Hector Dionicio Mendoza
Hector Dionicio Mendoza works on one of his large-scale layered multi-media paintings in his CSUMB studio. | Photo by Brent Dundore-Arias

By Mark Muckenfuss 

When he was 9, maybe 10, Hector Dionicio Mendoza spent many of his days selling Chiclet gum on the streets of Uruapau in Michoacan, Mexico. On a good day, he said, he could make a dollar.

“That was a lot,” he recalled. “I would try to save it so I could buy some really nice paper and some pencils.”

Even at a young age, Mendoza was dedicated to his art. It paid off. 

The Cal State Monterey Bay associate professor has been enjoying significant success in recent months, with a major show in Los Angeles and the purchase of his piece, “Familia Universal” by the Crocker Art Museum in Sacramento.
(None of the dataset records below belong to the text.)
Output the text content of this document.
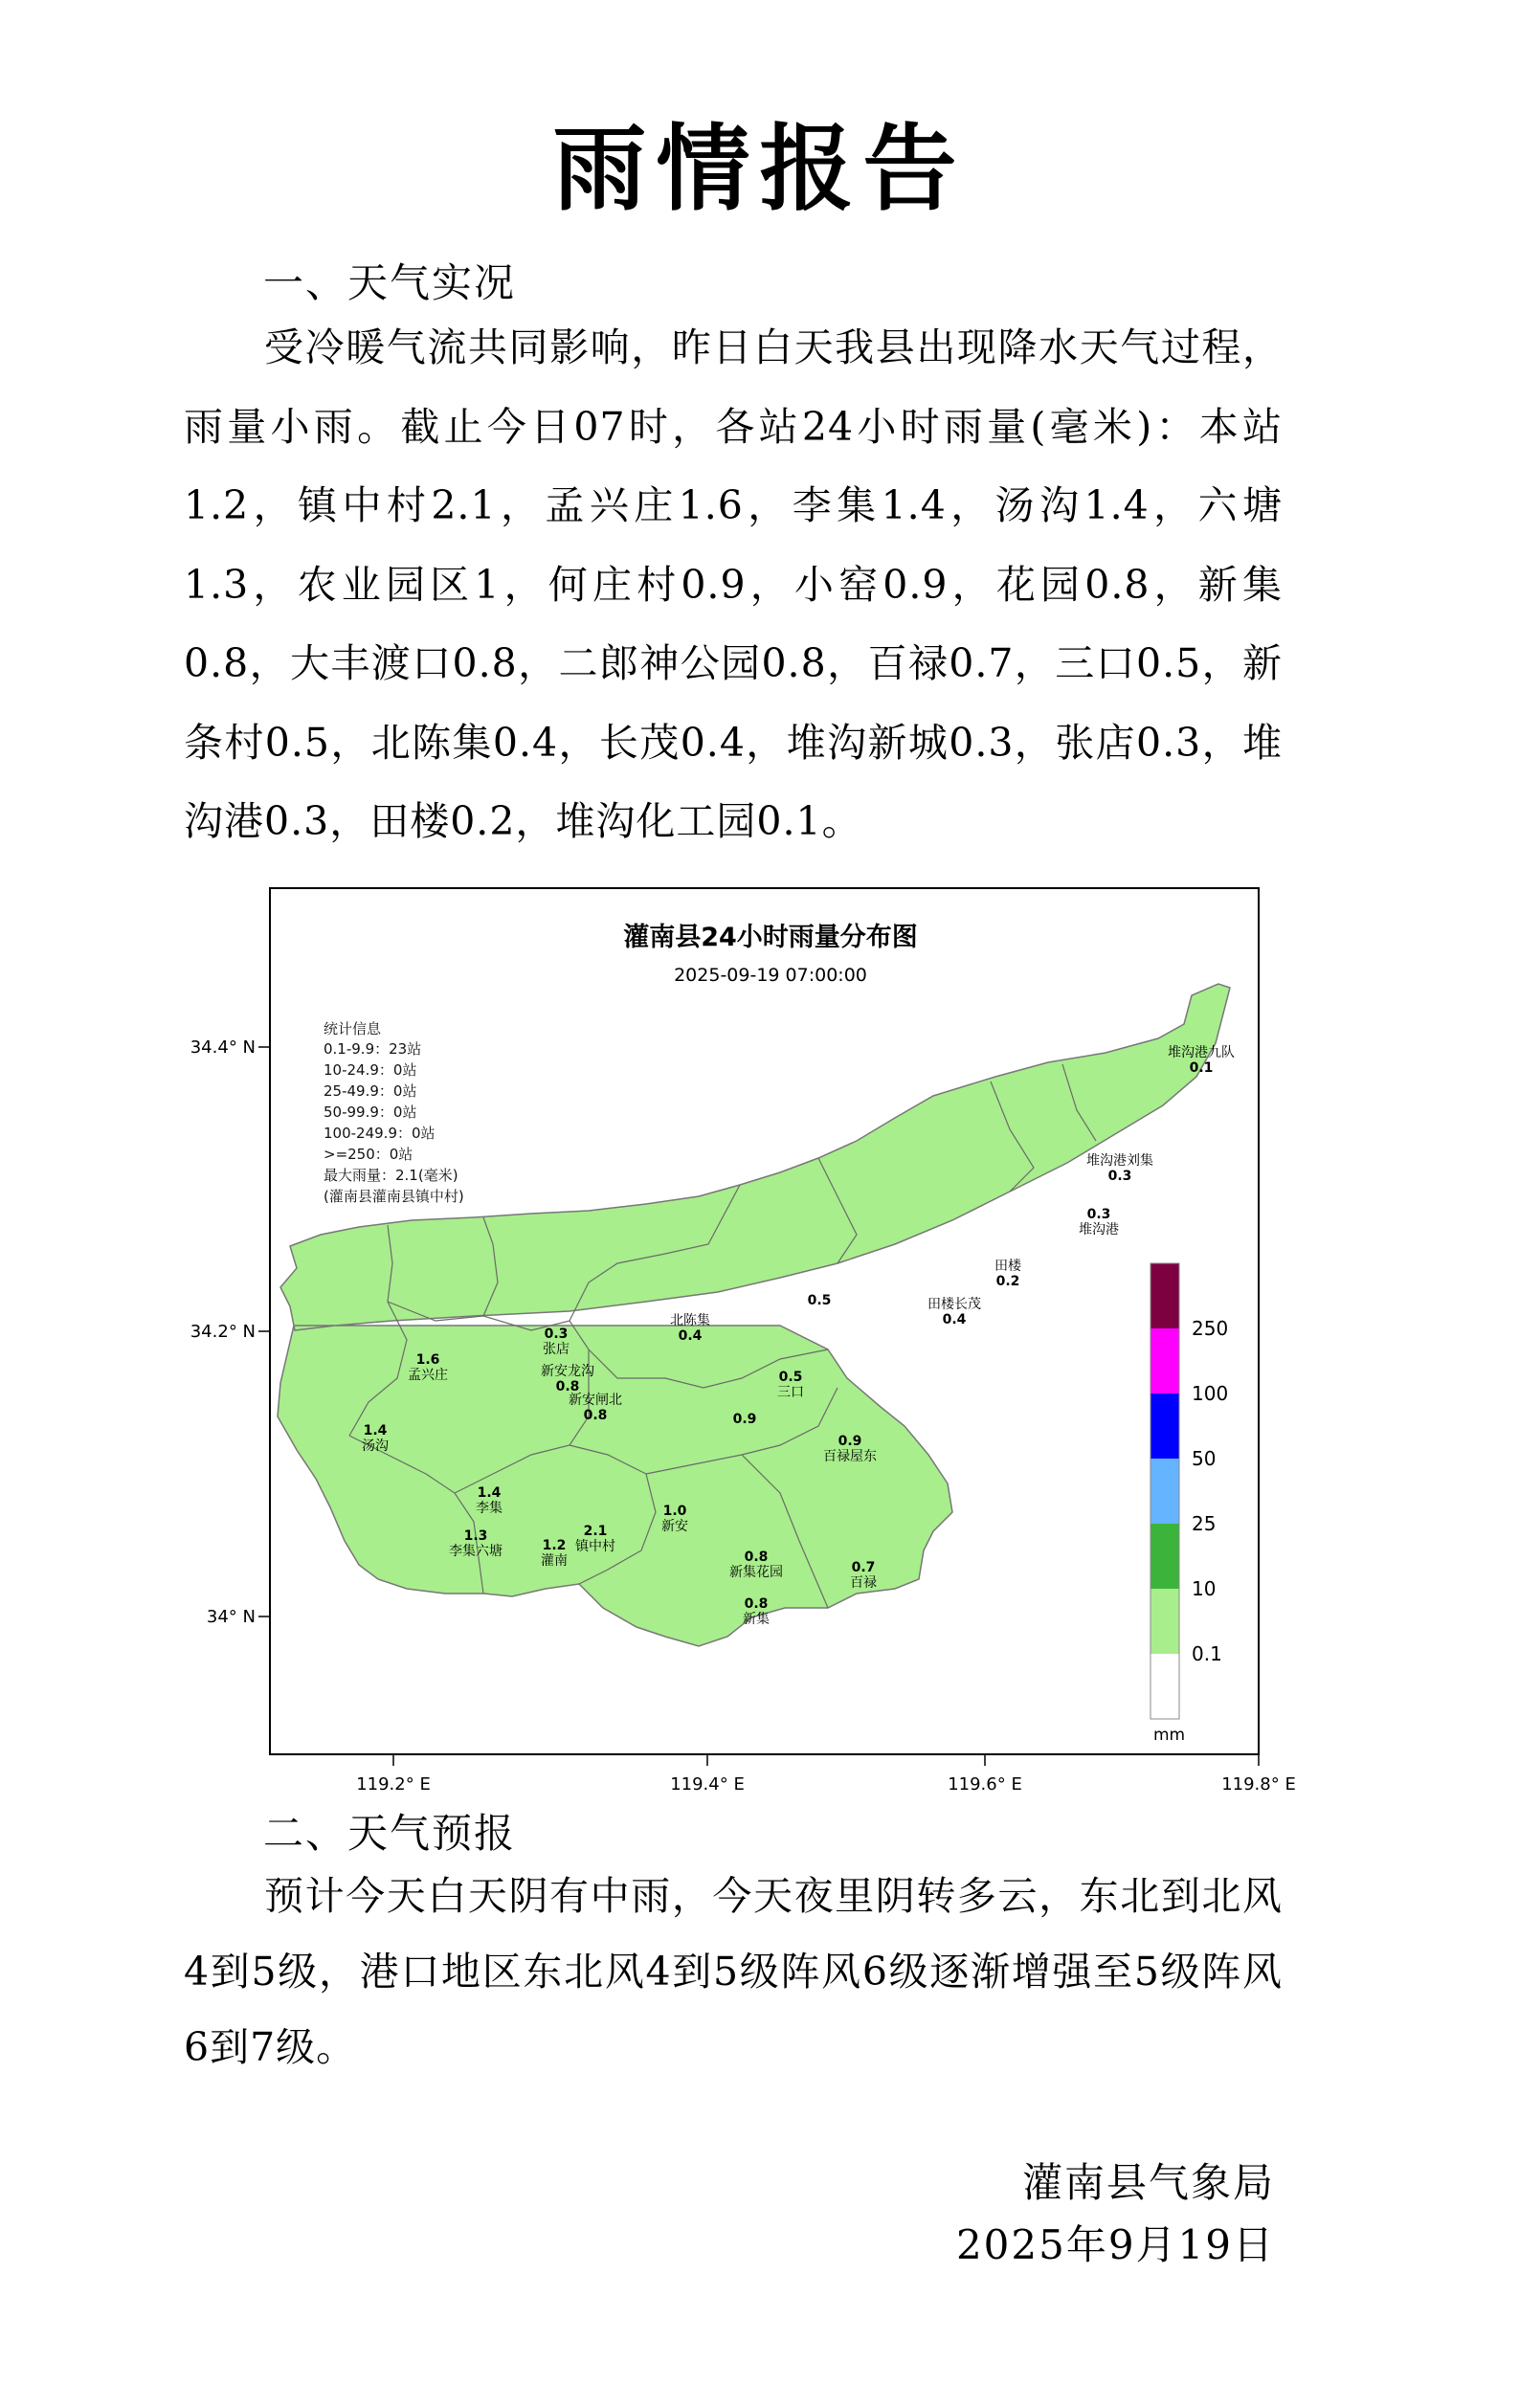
雨情报告
一、天气实况

受冷暖气流共同影响，昨日白天我县出现降水天气过程，雨量小雨。截止今日07时，各站24小时雨量(毫米)：本站1.2，镇中村2.1，孟兴庄1.6，李集1.4，汤沟1.4，六塘1.3，农业园区1，何庄村0.9，小窑0.9，花园0.8，新集0.8，大丰渡口0.8，二郎神公园0.8，百禄0.7，三口0.5，新条村0.5，北陈集0.4，长茂0.4，堆沟新城0.3，张店0.3，堆沟港0.3，田楼0.2，堆沟化工园0.1。

灌南县24小时雨量分布图
2025-09-19 07:00:00
统计信息
0.1-9.9：23站
10-24.9：0站
25-49.9：0站
50-99.9：0站
100-249.9：0站
>=250：0站
最大雨量：2.1(毫米)
(灌南县灌南县镇中村)
34.4° N
34.2° N
34° N
119.2° E	119.4° E	119.6° E	119.8° E
250
100
50
25
10
0.1
mm
0.1
堆沟港九队
0.3
堆沟港刘集
0.3
堆沟港
0.2
田楼
0.4
田楼长茂
0.5
0.3
张店
0.4
北陈集
1.6
孟兴庄
0.8
新安龙沟
0.8
新安闸北
0.5
三口
0.9
0.9
百禄屋东
1.4
汤沟
1.4
李集
1.3
李集六塘
2.1
镇中村
1.2
灌南
1.0
新安
0.8
新集花园	0.7
百禄
0.8
新集
二、天气预报

预计今天白天阴有中雨，今天夜里阴转多云，东北到北风4到5级，港口地区东北风4到5级阵风6级逐渐增强至5级阵风6到7级。

灌南县气象局
2025年9月19日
He will have a booth at this year’s Armory Show in New York and his work has been shown throughout the United States, Europe, Japan and Mexico.

Sitting in his campus studio, surrounded by giant sculpted heads, torsos and appendages, he recalled his 14 years at CSUMB and the journey that brought him here. As an immigrant, his story is particularly notable with the arrival of Immigrant Heritage Month in June.  
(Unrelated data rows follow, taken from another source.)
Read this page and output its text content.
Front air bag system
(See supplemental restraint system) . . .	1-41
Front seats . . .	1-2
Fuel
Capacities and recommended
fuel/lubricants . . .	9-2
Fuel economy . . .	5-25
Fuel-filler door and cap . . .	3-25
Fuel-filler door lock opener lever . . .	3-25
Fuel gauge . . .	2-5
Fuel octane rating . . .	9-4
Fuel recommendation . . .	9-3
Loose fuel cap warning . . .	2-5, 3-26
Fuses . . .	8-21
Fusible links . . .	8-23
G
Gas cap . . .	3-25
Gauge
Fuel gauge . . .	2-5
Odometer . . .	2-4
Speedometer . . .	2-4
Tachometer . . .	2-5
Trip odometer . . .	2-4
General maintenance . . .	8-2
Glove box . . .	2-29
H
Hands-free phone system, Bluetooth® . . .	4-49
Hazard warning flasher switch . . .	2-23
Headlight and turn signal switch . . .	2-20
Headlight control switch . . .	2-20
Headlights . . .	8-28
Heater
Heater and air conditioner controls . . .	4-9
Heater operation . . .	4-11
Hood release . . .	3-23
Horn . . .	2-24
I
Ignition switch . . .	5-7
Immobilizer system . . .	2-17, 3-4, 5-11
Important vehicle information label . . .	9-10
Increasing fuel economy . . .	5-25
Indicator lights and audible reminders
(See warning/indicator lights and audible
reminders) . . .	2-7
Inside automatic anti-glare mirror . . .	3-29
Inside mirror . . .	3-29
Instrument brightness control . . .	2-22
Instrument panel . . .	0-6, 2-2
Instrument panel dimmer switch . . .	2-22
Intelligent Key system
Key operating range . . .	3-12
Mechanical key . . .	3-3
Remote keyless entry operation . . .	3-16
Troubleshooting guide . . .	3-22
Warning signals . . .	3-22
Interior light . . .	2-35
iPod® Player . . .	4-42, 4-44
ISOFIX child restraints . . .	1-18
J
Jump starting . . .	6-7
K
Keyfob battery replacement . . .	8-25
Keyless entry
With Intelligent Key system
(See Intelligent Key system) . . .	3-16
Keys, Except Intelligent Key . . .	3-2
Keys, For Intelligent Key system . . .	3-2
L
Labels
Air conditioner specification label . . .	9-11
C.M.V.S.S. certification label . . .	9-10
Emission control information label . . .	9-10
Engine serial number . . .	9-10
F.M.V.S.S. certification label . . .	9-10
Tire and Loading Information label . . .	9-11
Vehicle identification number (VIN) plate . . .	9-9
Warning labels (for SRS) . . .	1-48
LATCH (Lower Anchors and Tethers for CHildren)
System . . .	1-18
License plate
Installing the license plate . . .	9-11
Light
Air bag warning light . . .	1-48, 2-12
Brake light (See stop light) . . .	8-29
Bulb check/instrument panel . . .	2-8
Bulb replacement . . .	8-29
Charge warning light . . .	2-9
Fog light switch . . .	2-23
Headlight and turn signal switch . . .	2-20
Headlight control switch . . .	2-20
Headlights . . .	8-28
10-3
Mendoza was 12 when his family arrived in King City. He knew no English and struggled in junior high and high school. It took him two to three years before he felt comfortable with the new language that surrounded him.
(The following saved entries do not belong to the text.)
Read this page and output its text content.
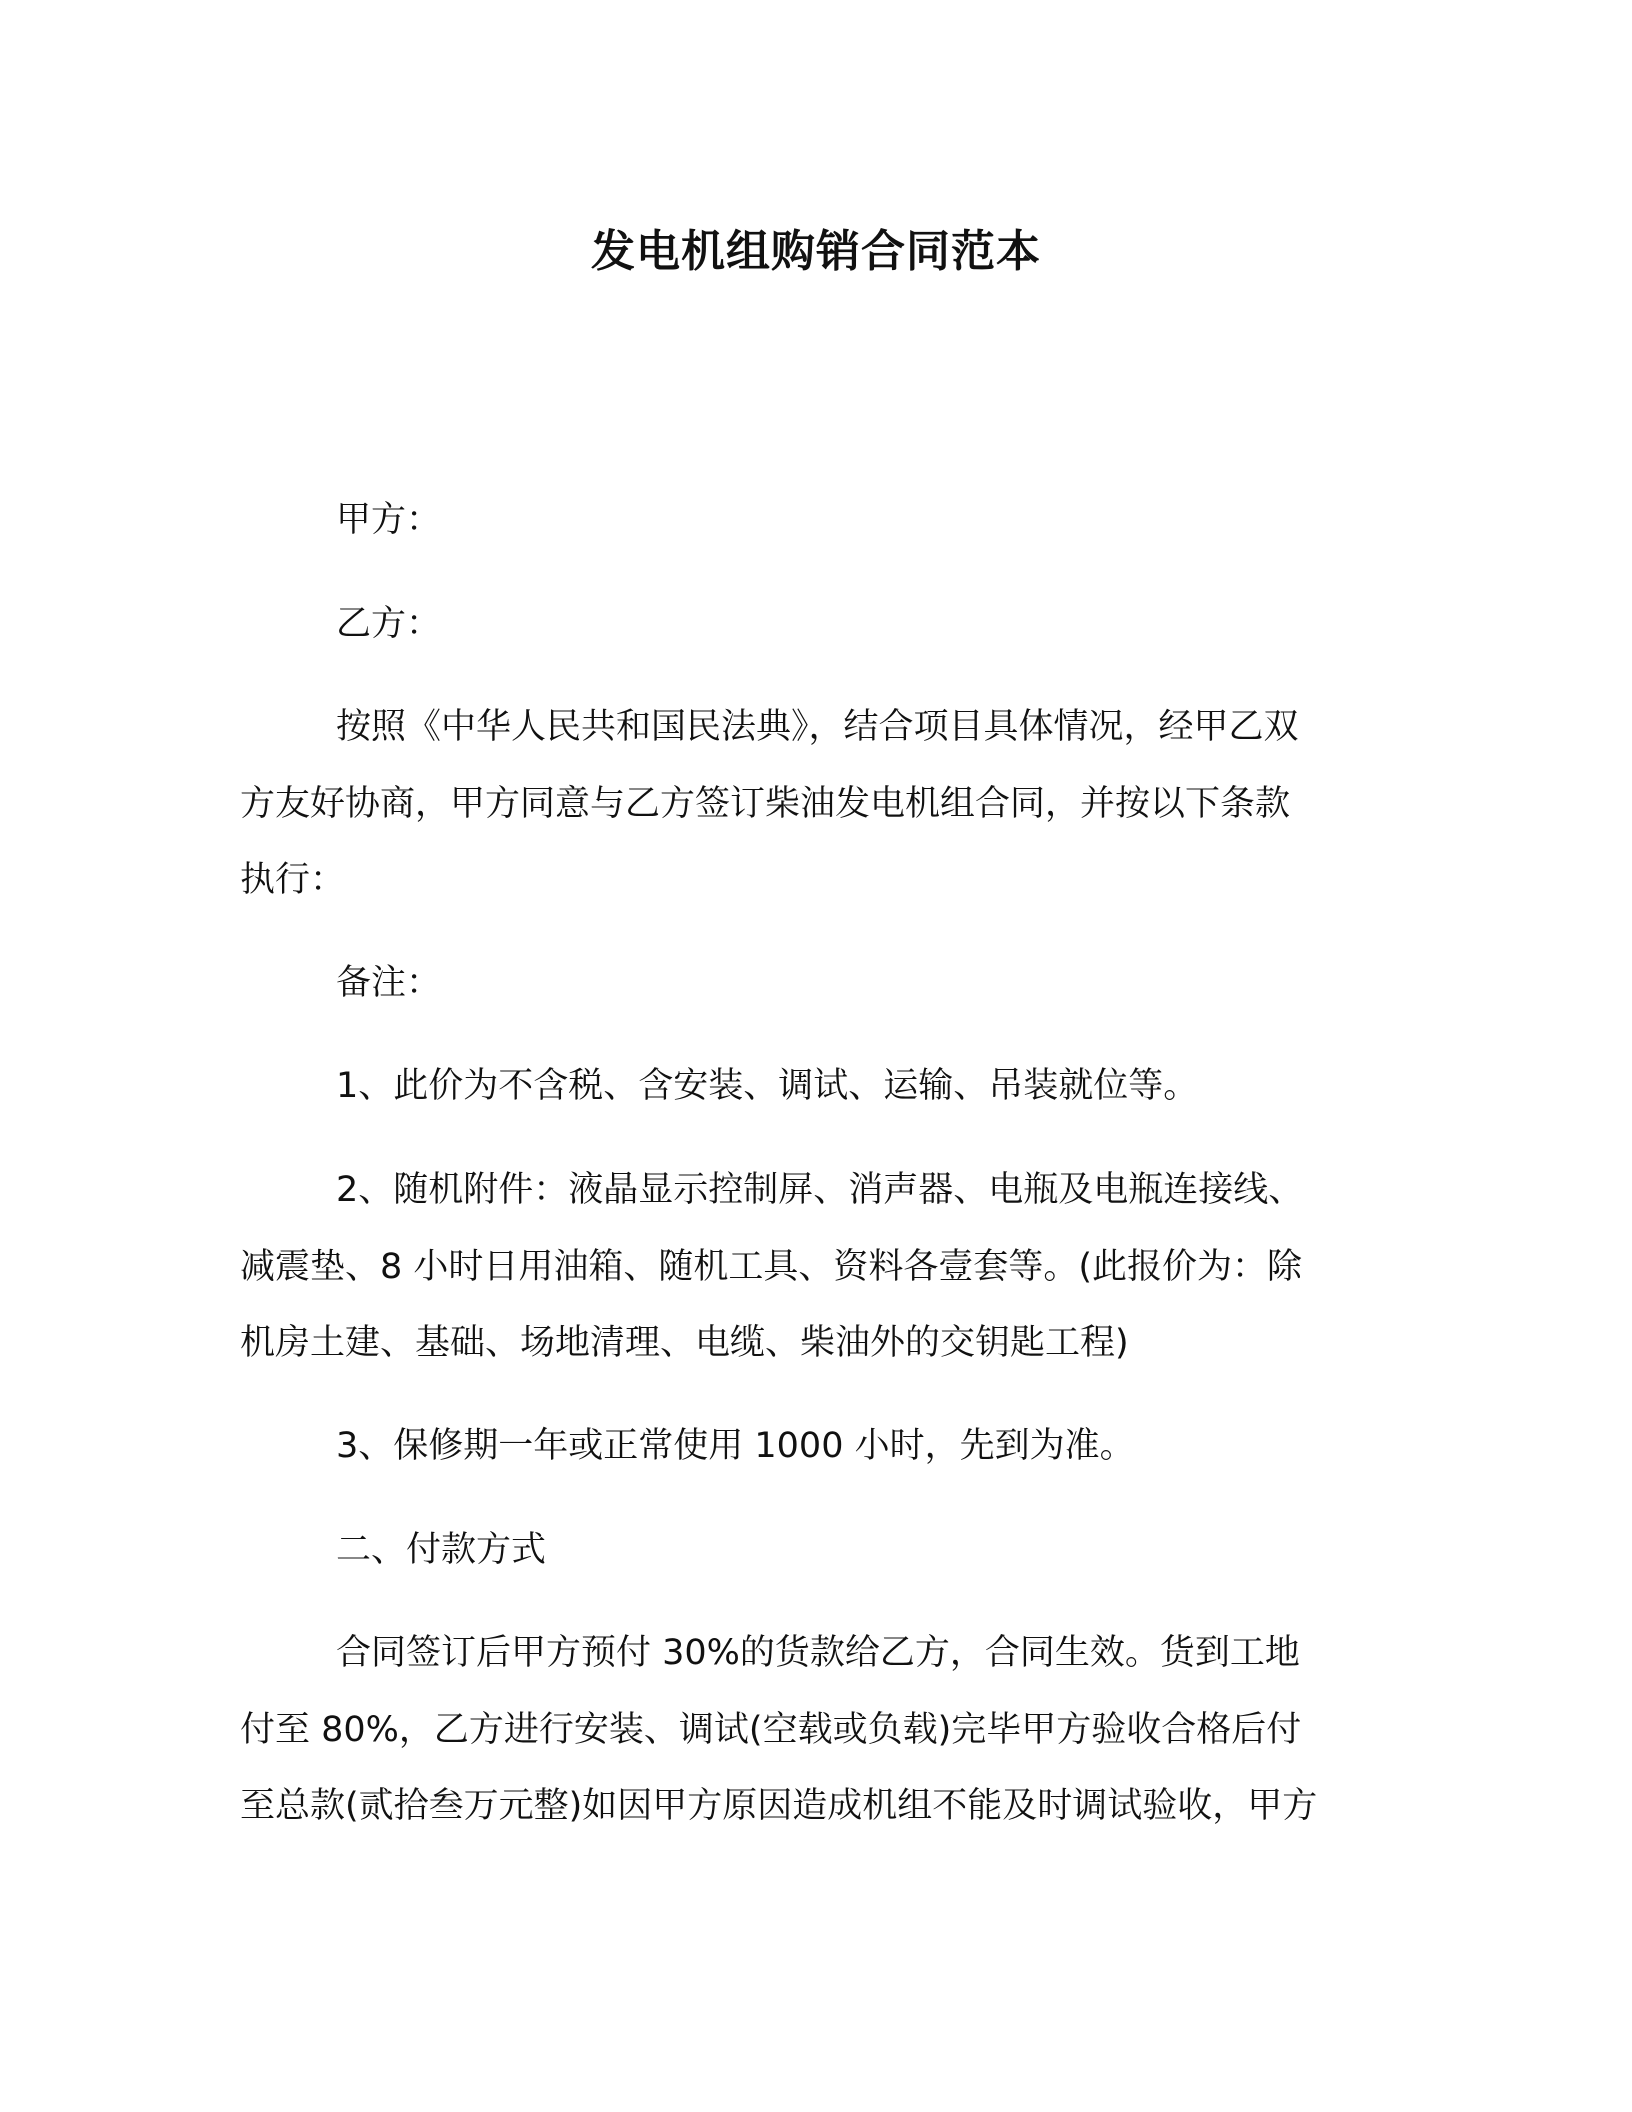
发电机组购销合同范本

甲方：

乙方：

按照《中华人民共和国民法典》，结合项目具体情况，经甲乙双

方友好协商，甲方同意与乙方签订柴油发电机组合同，并按以下条款

执行：

备注：

1、此价为不含税、含安装、调试、运输、吊装就位等。

2、随机附件：液晶显示控制屏、消声器、电瓶及电瓶连接线、

减震垫、8 小时日用油箱、随机工具、资料各壹套等。(此报价为：除

机房土建、基础、场地清理、电缆、柴油外的交钥匙工程)

3、保修期一年或正常使用 1000 小时，先到为准。

二、付款方式

合同签订后甲方预付 30%的货款给乙方，合同生效。货到工地

付至 80%，乙方进行安装、调试(空载或负载)完毕甲方验收合格后付

至总款(贰拾叁万元整)如因甲方原因造成机组不能及时调试验收，甲方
“The only classes I was good at were art and math,” he said. “I found I really liked the arts and I had a great mentor, Mr. Edward Ballard.”

Ballard often sent Mendoza to the principal’s office for speaking Spanish in class. But he also guided him toward graphic arts and helped him get a job in the field. 

After high school, Mendoza attended Cal Poly San Luis Obispo on a soccer scholarship. But he struggled academically and left after a short stint. 

“I had saved enough money to go to Mexico for a year,” he said. “I went back home to Michoacan. I bought some canvases and paints and I painted for a full year. I came back and had my first show.”

He also went back to school, first attending San Jose City College before transferring to California College of Arts and Crafts in Oakland. He spent his final undergraduate year studying in Zurich, Switzerland. 

“That opened up a whole bunch of doors for me,” he said. 

He followed up on that experience by earning a master’s degree at Yale. He still shakes his head at the incongruity.

“So this guy from Mexico, who used to sell Chiclets on the street, can go to Yale for a master’s,” he said with a laugh.

He settled in Oakland and began working full time as an artist. Mendoza, whose focus is often on the Latine community, tends to work on a large scale both in painting and two-dimensional multi-media pieces, as well as sculpture. He frequently utilizes organic elements and the works often have a fragile quality.

“I love the illusion of ephemerality, things that look like they’re going to fall apart, but they’re really well-constructed,” he said. 

One recent sculpture is of an armless figure hunched forward. Its head is on the floor on the other side of the room, connected with an impossibly thin stretched thread of neck.

Mendoza said he never planned on teaching. The thought did not appeal to him. But he was friends with Angelica Muro, associate professor and chair of the Visual and Public Arts department. She asked him to fill in for a faculty member who was on leave.

“I came down for one semester and 14 years later, I’m still here,” he said. “What kept me here was the students. I saw myself in them.”

It took some time, but he said he also feels integrated into the community. 

“A major component of my work is this community,” he said.

A big part of that community is agricultural workers such as his father, who picked grapes, and his mother who worked in a tomato production plant in King City. 

“People that work in the fields are confronted by things that are important for all of us,” he said. “These students I have, many of them come from that background. They have so many responsibilities. Most of them have a job and are trying to help out their families and their siblings. It’s something I care about. I want to create opportunities for students. 

“A friend recently offered me a job in New York,” he added. “I said, ‘No, I like it here.’ I’m happy to be here and I think there is so much work to be done.”